Written by: Leslie Taylor

Printing in Art: Screenprinting

What Is Screenprinting?

Screenprinting is an artistic form of printmaking that involves the use of ink to make designs on a silk fabric stretched across a mesh screen. Another word for screenprinting is a seriograph. The term has Greek origins. The prefix "serios", means silk, and the suffix, "graphos", means writing. Screenprinting first appeared in 9000 BCE in the countries bordering the Mediterranean Sea. The technique was used to create hieroglyphic paintings for Egyptian tombs. Greek artists also used screenprinting as a preliminary step for mosaic designs. Later, during the early 600s, Japanese stencilmakers used silk screens to support handmade stencils. Screenprinting didn't make it to Western countries until the 15th century. Originally, silk was the primary material for screenprinting. Since the mainstreaming of screenprinting in the 1930s and the 1960s in the United States, polyester has become the standard medium for the craft. Now, it's a niche activity that people can do even at home.


The Tools and Process

A screen printer transfers colors using the "pulling" process, in which ink is pushed through the stencil to the screen with a squeegee, and then imprinted on multiple sheets of paper. Screen printers start with an original image or photograph that they want to imitate. The artist chooses the color and mixes the inks to reach the exact, desired shade. Each color has its own stencil. Then, the stencils are attached to individual screens. A single image can have between six and 40 colors. Once the image has been transferred to every paper, the stencil is no longer needed.


Editions and Reproductions

When screenprinting is performed by the screen printer by hand and the stencil is carved by the artist, the resulting work is considered a fine art print and is quite valuable. When the technique is done solely by machines without any human interference, it's a reproduction of an existing image and is of negligible financial value. Fine art prints are valuable because they take months of time and effort. While a small print can be completed in one month, it can take up to four months to create a large print. Fine art prints are often limited editions. An edition represents the number of prints that are made at a specific time. Usually, the artist decides how many prints to include in each edition. No edition is the same as preceding or successive editions because the stencil is destroyed when each edition is finished. Buyers who want to identify a screenprint read the fraction at the bottom of the work. The numerator indicates which print it is, in order of signature. The denominator shows how many prints there were in the edition.


Influential Artists

Three of the most influential screenprinting artists were Andy Warhol, Ray Lichtenstein, and Peter Blake. All reached the zenith of their popularity during the 1960s, when screenprinting was trendy in the US and Britain. Andy Warhol is well-known for his Marilyn Monroe prints, which have become cultural icons and emblematic of the decade's zeitgeist. His style was to make stencils based on celebrity photographs or movie stills, then print them in lurid, neon colors.
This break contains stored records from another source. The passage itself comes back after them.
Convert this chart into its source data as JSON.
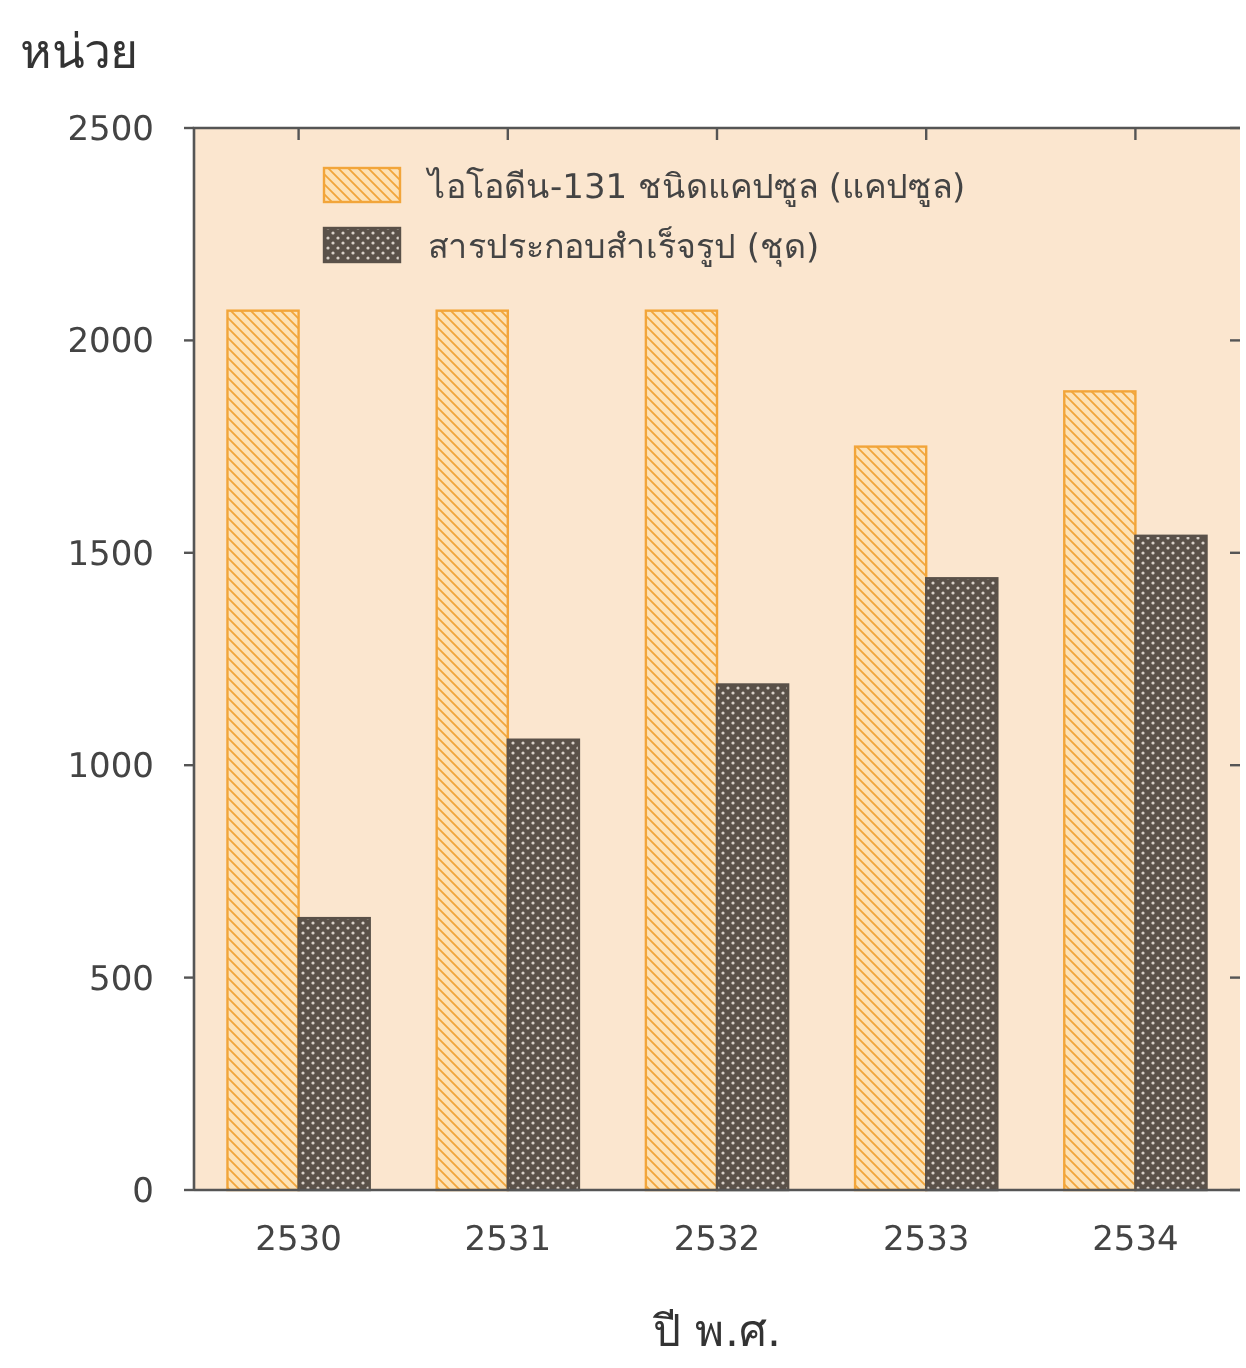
{
  "chart_data": {
    "type": "bar",
    "ylabel": "หน่วย",
    "xlabel": "ปี พ.ศ.",
    "categories": [
      "2530",
      "2531",
      "2532",
      "2533",
      "2534"
    ],
    "series": [
      {
        "name": "ไอโอดีน-131 ชนิดแคปซูล (แคปซูล)",
        "color": "#f2a53a",
        "values": [
          2070,
          2070,
          2070,
          1750,
          1880
        ]
      },
      {
        "name": "สารประกอบสำเร็จรูป (ชุด)",
        "color": "#5a5149",
        "values": [
          640,
          1060,
          1190,
          1440,
          1540
        ]
      }
    ],
    "ylim": [
      0,
      2500
    ],
    "yticks": [
      0,
      500,
      1000,
      1500,
      2000,
      2500
    ],
    "legend": "top left"
  }
}
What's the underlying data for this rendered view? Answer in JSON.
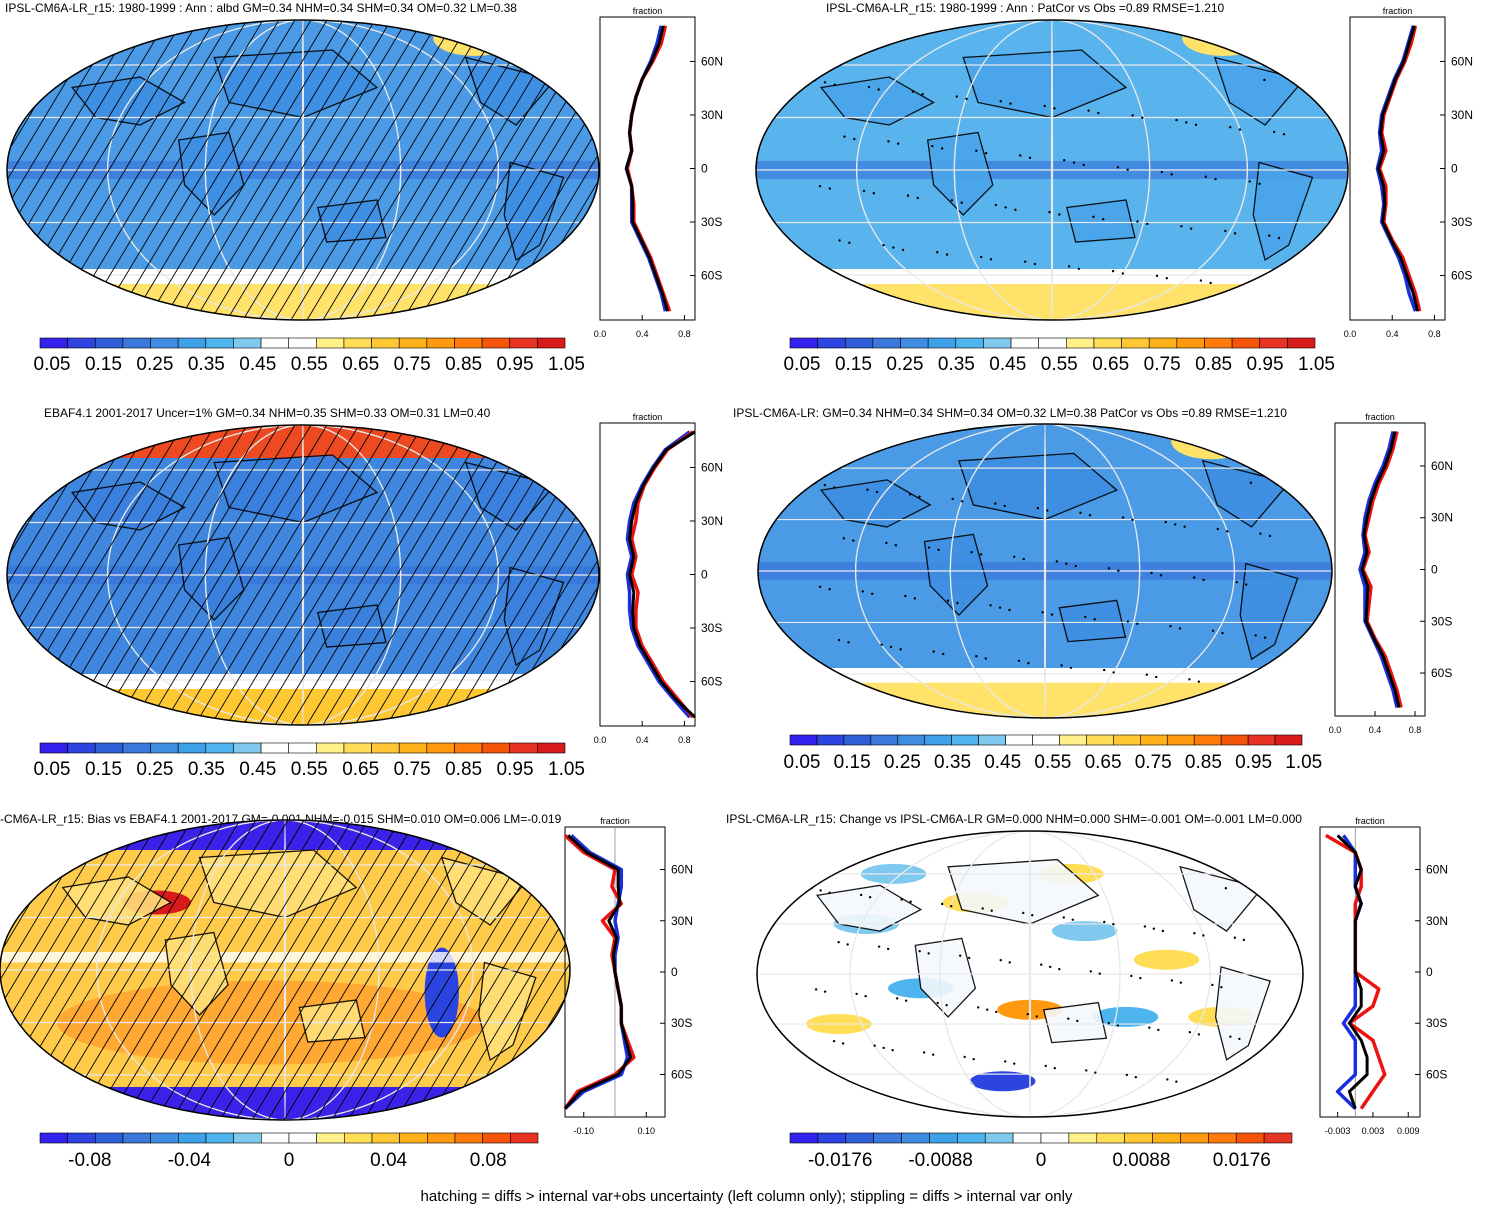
{
  "footer": "hatching = diffs > internal var+obs uncertainty (left column only); stippling = diffs > internal var only",
  "colors": {
    "abs_scale": [
      "#3322ee",
      "#2e44e0",
      "#2f5fd8",
      "#3a78dc",
      "#3f8de0",
      "#3ea1e8",
      "#4db4ee",
      "#7fc9ef",
      "#ffffff",
      "#ffffff",
      "#fff08a",
      "#ffdd55",
      "#ffc733",
      "#ffb11a",
      "#ff9910",
      "#ff7a0a",
      "#f55508",
      "#e63322",
      "#d91a1a"
    ],
    "diff_scale": [
      "#3322ee",
      "#2e44e0",
      "#2f5fd8",
      "#3a78dc",
      "#3f8de0",
      "#3ea1e8",
      "#4db4ee",
      "#7fc9ef",
      "#ffffff",
      "#ffffff",
      "#fff08a",
      "#ffdd55",
      "#ffc733",
      "#ffb11a",
      "#ff9910",
      "#ff7a0a",
      "#f55508",
      "#e63322"
    ]
  },
  "chart_data": [
    {
      "type": "heatmap",
      "title": "IPSL-CM6A-LR_r15: 1980-1999 : Ann : albd GM=0.34 NHM=0.34 SHM=0.34 OM=0.32 LM=0.38",
      "colorbar_labels": [
        "0.05",
        "0.15",
        "0.25",
        "0.35",
        "0.45",
        "0.55",
        "0.65",
        "0.75",
        "0.85",
        "0.95",
        "1.05"
      ],
      "zonal_profile": {
        "xlabel": "fraction",
        "xticks": [
          "0.0",
          "0.4",
          "0.8"
        ],
        "xlim": [
          0.0,
          0.9
        ],
        "yticks": [
          "60N",
          "30N",
          "0",
          "30S",
          "60S"
        ],
        "lat": [
          80,
          70,
          60,
          50,
          40,
          30,
          20,
          10,
          0,
          -10,
          -20,
          -30,
          -40,
          -50,
          -60,
          -70,
          -80
        ],
        "series": [
          {
            "values": [
              0.58,
              0.54,
              0.48,
              0.4,
              0.34,
              0.3,
              0.28,
              0.3,
              0.25,
              0.3,
              0.3,
              0.3,
              0.38,
              0.46,
              0.52,
              0.58,
              0.62
            ]
          },
          {
            "values": [
              0.62,
              0.58,
              0.5,
              0.4,
              0.34,
              0.3,
              0.28,
              0.3,
              0.26,
              0.3,
              0.32,
              0.32,
              0.4,
              0.48,
              0.54,
              0.6,
              0.66
            ]
          },
          {
            "values": [
              0.6,
              0.56,
              0.49,
              0.4,
              0.34,
              0.3,
              0.28,
              0.3,
              0.25,
              0.3,
              0.31,
              0.31,
              0.39,
              0.47,
              0.53,
              0.59,
              0.64
            ]
          }
        ]
      }
    },
    {
      "type": "heatmap",
      "title": "IPSL-CM6A-LR_r15: 1980-1999 : Ann : PatCor vs Obs =0.89 RMSE=1.210",
      "colorbar_labels": [
        "0.05",
        "0.15",
        "0.25",
        "0.35",
        "0.45",
        "0.55",
        "0.65",
        "0.75",
        "0.85",
        "0.95",
        "1.05"
      ],
      "zonal_profile": {
        "xlabel": "fraction",
        "xticks": [
          "0.0",
          "0.4",
          "0.8"
        ],
        "xlim": [
          0.0,
          0.9
        ],
        "yticks": [
          "60N",
          "30N",
          "0",
          "30S",
          "60S"
        ],
        "lat": [
          80,
          70,
          60,
          50,
          40,
          30,
          20,
          10,
          0,
          -10,
          -20,
          -30,
          -40,
          -50,
          -60,
          -70,
          -80
        ],
        "series": [
          {
            "values": [
              0.6,
              0.55,
              0.5,
              0.42,
              0.36,
              0.3,
              0.28,
              0.3,
              0.26,
              0.3,
              0.32,
              0.3,
              0.38,
              0.46,
              0.52,
              0.56,
              0.62
            ]
          },
          {
            "values": [
              0.62,
              0.58,
              0.52,
              0.44,
              0.38,
              0.32,
              0.3,
              0.34,
              0.28,
              0.34,
              0.34,
              0.32,
              0.4,
              0.5,
              0.56,
              0.62,
              0.66
            ]
          },
          {
            "values": [
              0.61,
              0.56,
              0.51,
              0.43,
              0.37,
              0.31,
              0.29,
              0.32,
              0.27,
              0.32,
              0.33,
              0.31,
              0.39,
              0.48,
              0.54,
              0.6,
              0.64
            ]
          }
        ]
      }
    },
    {
      "type": "heatmap",
      "title": "EBAF4.1 2001-2017 Uncer=1% GM=0.34 NHM=0.35 SHM=0.33 OM=0.31 LM=0.40",
      "colorbar_labels": [
        "0.05",
        "0.15",
        "0.25",
        "0.35",
        "0.45",
        "0.55",
        "0.65",
        "0.75",
        "0.85",
        "0.95",
        "1.05"
      ],
      "zonal_profile": {
        "xlabel": "fraction",
        "xticks": [
          "0.0",
          "0.4",
          "0.8"
        ],
        "xlim": [
          0.0,
          0.9
        ],
        "yticks": [
          "60N",
          "30N",
          "0",
          "30S",
          "60S"
        ],
        "lat": [
          80,
          70,
          60,
          50,
          40,
          30,
          20,
          10,
          0,
          -10,
          -20,
          -30,
          -40,
          -50,
          -60,
          -70,
          -80
        ],
        "series": [
          {
            "values": [
              0.85,
              0.62,
              0.5,
              0.4,
              0.32,
              0.28,
              0.26,
              0.3,
              0.26,
              0.28,
              0.28,
              0.3,
              0.36,
              0.46,
              0.56,
              0.7,
              0.85
            ]
          },
          {
            "values": [
              0.88,
              0.64,
              0.52,
              0.42,
              0.36,
              0.34,
              0.3,
              0.34,
              0.3,
              0.36,
              0.34,
              0.34,
              0.4,
              0.5,
              0.6,
              0.74,
              0.88
            ]
          },
          {
            "values": [
              0.9,
              0.63,
              0.51,
              0.41,
              0.34,
              0.3,
              0.28,
              0.32,
              0.28,
              0.32,
              0.31,
              0.32,
              0.38,
              0.48,
              0.58,
              0.72,
              0.9
            ]
          }
        ]
      }
    },
    {
      "type": "heatmap",
      "title": "IPSL-CM6A-LR: GM=0.34 NHM=0.34 SHM=0.34 OM=0.32 LM=0.38 PatCor vs Obs =0.89 RMSE=1.210",
      "colorbar_labels": [
        "0.05",
        "0.15",
        "0.25",
        "0.35",
        "0.45",
        "0.55",
        "0.65",
        "0.75",
        "0.85",
        "0.95",
        "1.05"
      ],
      "zonal_profile": {
        "xlabel": "fraction",
        "xticks": [
          "0.0",
          "0.4",
          "0.8"
        ],
        "xlim": [
          0.0,
          0.9
        ],
        "yticks": [
          "60N",
          "30N",
          "0",
          "30S",
          "60S"
        ],
        "lat": [
          80,
          70,
          60,
          50,
          40,
          30,
          20,
          10,
          0,
          -10,
          -20,
          -30,
          -40,
          -50,
          -60,
          -70,
          -80
        ],
        "series": [
          {
            "values": [
              0.58,
              0.54,
              0.48,
              0.4,
              0.34,
              0.3,
              0.28,
              0.3,
              0.25,
              0.3,
              0.3,
              0.3,
              0.38,
              0.46,
              0.52,
              0.58,
              0.62
            ]
          },
          {
            "values": [
              0.62,
              0.58,
              0.52,
              0.44,
              0.38,
              0.34,
              0.3,
              0.34,
              0.28,
              0.36,
              0.34,
              0.32,
              0.4,
              0.5,
              0.56,
              0.62,
              0.66
            ]
          },
          {
            "values": [
              0.6,
              0.56,
              0.5,
              0.42,
              0.36,
              0.32,
              0.29,
              0.32,
              0.27,
              0.33,
              0.32,
              0.31,
              0.39,
              0.48,
              0.54,
              0.6,
              0.64
            ]
          }
        ]
      }
    },
    {
      "type": "heatmap",
      "title": "-CM6A-LR_r15: Bias vs EBAF4.1 2001-2017 GM=-0.001 NHM=-0.015 SHM=0.010 OM=0.006 LM=-0.019",
      "colorbar_labels": [
        "-0.08",
        "-0.04",
        "0",
        "0.04",
        "0.08"
      ],
      "zonal_profile": {
        "xlabel": "fraction",
        "xticks": [
          "-0.10",
          "0.10"
        ],
        "xlim": [
          -0.16,
          0.16
        ],
        "yticks": [
          "60N",
          "30N",
          "0",
          "30S",
          "60S"
        ],
        "lat": [
          80,
          70,
          60,
          50,
          40,
          30,
          20,
          10,
          0,
          -10,
          -20,
          -30,
          -40,
          -50,
          -60,
          -70,
          -80
        ],
        "series": [
          {
            "values": [
              -0.14,
              -0.08,
              0.02,
              0.02,
              0.01,
              0.0,
              0.01,
              0.0,
              0.0,
              0.01,
              0.02,
              0.02,
              0.03,
              0.04,
              0.02,
              -0.1,
              -0.16
            ]
          },
          {
            "values": [
              -0.16,
              -0.1,
              0.0,
              -0.01,
              0.02,
              -0.04,
              0.0,
              -0.01,
              0.0,
              0.01,
              0.02,
              0.02,
              0.04,
              0.06,
              0.0,
              -0.12,
              -0.16
            ]
          },
          {
            "values": [
              -0.15,
              -0.09,
              0.01,
              0.01,
              0.015,
              -0.02,
              0.005,
              -0.005,
              0.0,
              0.01,
              0.02,
              0.02,
              0.035,
              0.05,
              0.01,
              -0.11,
              -0.16
            ]
          }
        ]
      }
    },
    {
      "type": "heatmap",
      "title": "IPSL-CM6A-LR_r15: Change vs IPSL-CM6A-LR GM=0.000 NHM=0.000 SHM=-0.001 OM=-0.001 LM=0.000",
      "colorbar_labels": [
        "-0.0176",
        "-0.0088",
        "0",
        "0.0088",
        "0.0176"
      ],
      "zonal_profile": {
        "xlabel": "fraction",
        "xticks": [
          "-0.003",
          "0.003",
          "0.009"
        ],
        "xlim": [
          -0.006,
          0.011
        ],
        "yticks": [
          "60N",
          "30N",
          "0",
          "30S",
          "60S"
        ],
        "lat": [
          80,
          70,
          60,
          50,
          40,
          30,
          20,
          10,
          0,
          -10,
          -20,
          -30,
          -40,
          -50,
          -60,
          -70,
          -80
        ],
        "series": [
          {
            "values": [
              -0.002,
              0.0,
              0.0,
              0.0,
              0.001,
              0.0,
              0.0,
              0.0,
              0.0,
              0.0,
              0.0,
              -0.002,
              0.0,
              0.0,
              0.0,
              -0.003,
              0.0
            ]
          },
          {
            "values": [
              -0.005,
              0.0,
              0.001,
              0.001,
              0.0,
              0.0,
              0.0,
              0.0,
              0.0,
              0.004,
              0.003,
              -0.001,
              0.003,
              0.004,
              0.005,
              0.003,
              0.001
            ]
          },
          {
            "values": [
              -0.003,
              0.0,
              0.001,
              0.0,
              0.001,
              0.0,
              0.0,
              0.0,
              0.0,
              0.001,
              0.001,
              -0.001,
              0.001,
              0.002,
              0.002,
              -0.001,
              0.0
            ]
          }
        ]
      }
    }
  ]
}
Roy Lichtenstein riffed off of abstract expressionism. While he considered himself to be an expressionist artist, his Brushstroke series was a satirization of abstract expressionists' belief that the use of brushstrokes was an emotional exercise liberated from the commercialization of other art forms. Lichtenstein used a variety of subjects for his prints and depicted them in a comic strip style.

Peter Blake is famous for designing the Beatles' cover art for the 1976 album Sergeant Pepper. He experimented with different screenprinting media such as diamond dust. He no longer prints Beatles portrait art and has gravitated to making screenprinted collages.